I laid Nalini down in bed and started to breast feed her lying on my side. Kaio snuggled up to my back and I turned my head towards him and opened my arm out to him. He rested on my armpit. Laying down with two sleeping children, one on each side... I felt like a crescent moon, cupping my little lotus flower, and kaio my sun, shinning to my right. Or maybe we were like a ying yang, kaio the ying and nalini the yang and I was the invisible line that you trace to create them.

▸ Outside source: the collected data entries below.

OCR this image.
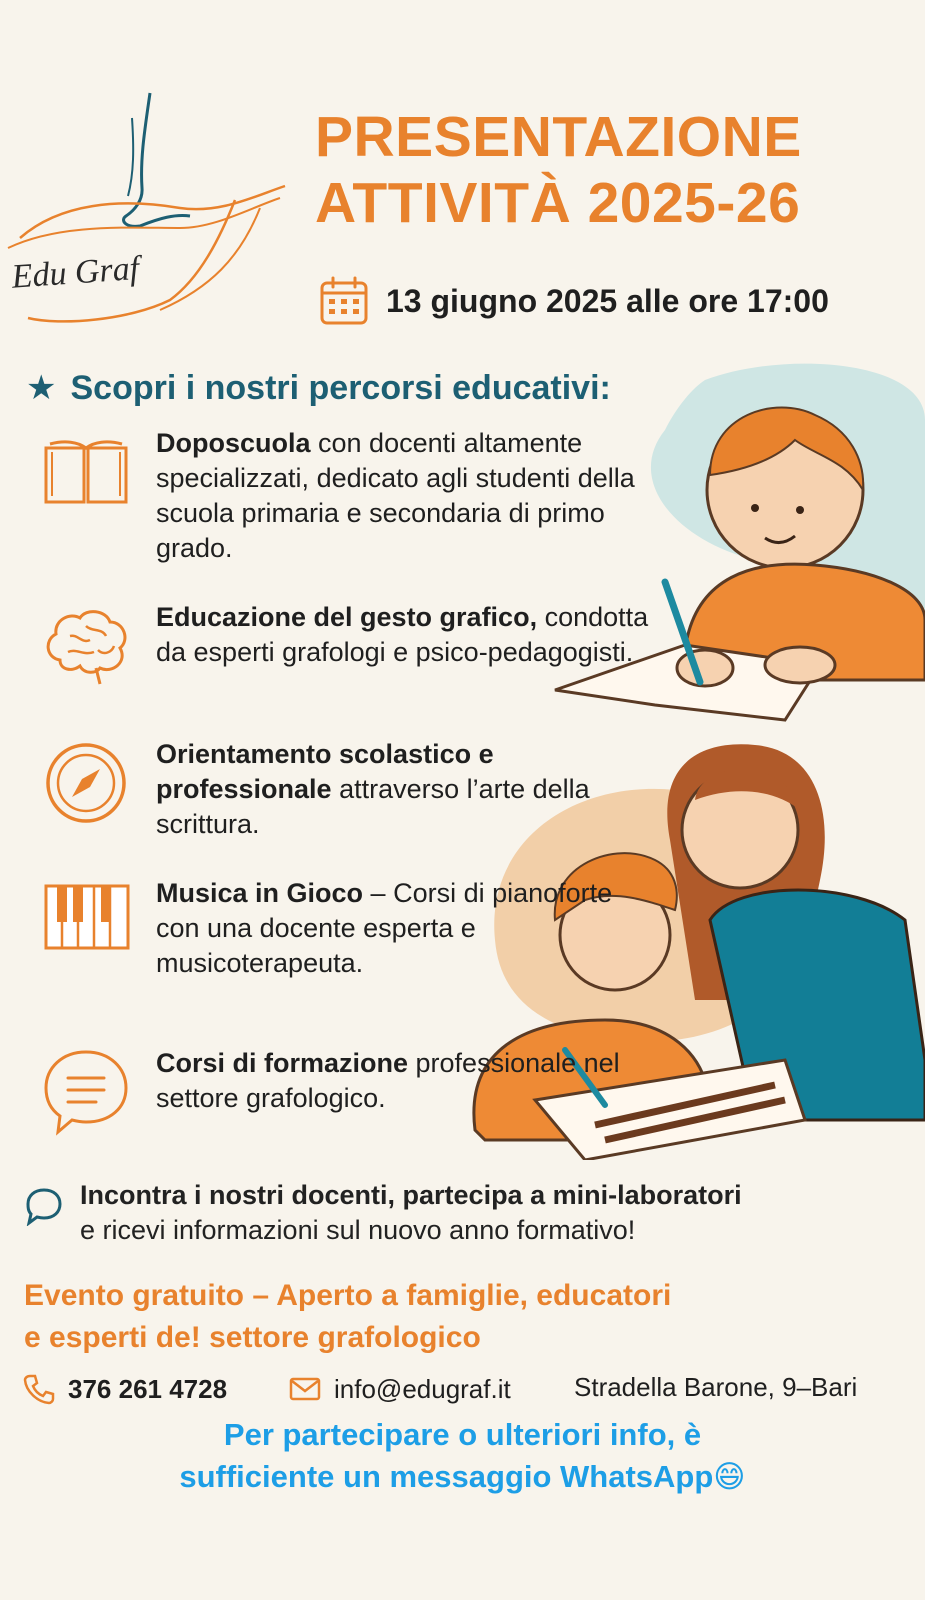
Edu Graf
PRESENTAZIONE
ATTIVITÀ 2025-26
13 giugno 2025 alle ore 17:00
★ Scopri i nostri percorsi educativi:
Doposcuola con docenti altamente specializzati, dedicato agli studenti della scuola primaria e secondaria di primo grado.
Educazione del gesto grafico, condotta da esperti grafologi e psico-pedagogisti.
Orientamento scolastico e professionale attraverso l’arte della scrittura.
Musica in Gioco – Corsi di pianoforte con una docente esperta e musicoterapeuta.
Corsi di formazione professionale nel settore grafologico.
Incontra i nostri docenti, partecipa a mini-laboratori
e ricevi informazioni sul nuovo anno formativo!
Evento gratuito – Aperto a famiglie, educatori
e esperti de! settore grafologico
376 261 4728	info@edugraf.it Stradella Barone, 9–Bari
Per partecipare o ulteriori info, è
sufficiente un messaggio WhatsApp😄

But really, I think I was a tree, my arms branches stretched and holding them. Nalini, the lotus flower growing out of the ground and suckling my nectar or syrup. That would make Mariano the earth, or the ground... my stability, the protector of my roots. Kaio would be a fruit or another flower, or maybe an animal like a jaguar or onca, taking rest in my embrace. I don't know if that image does mariano justice, it sounds like he is mud beneath me. Maybe he is more like the lake that the lotus flower grows from; calm, reflective, wise, deep, dark at night and transparent during the day. yes, that's more like him. now what about kaio?
nalini was easy because her name stems from the Sanskrit word for lotus. but kaio... the etiology of his name is less tangible: happy.
kaio is very happy, and very much a typical boy who likes to play with cars and trucks and planes. he loves fruit like blue berries and strawberries.
he is very active and likes to climb on things. he is also compassionate, loving, affectionate, and polite. I need to find some image that suits him and then maybe I could get a tattoo of my family.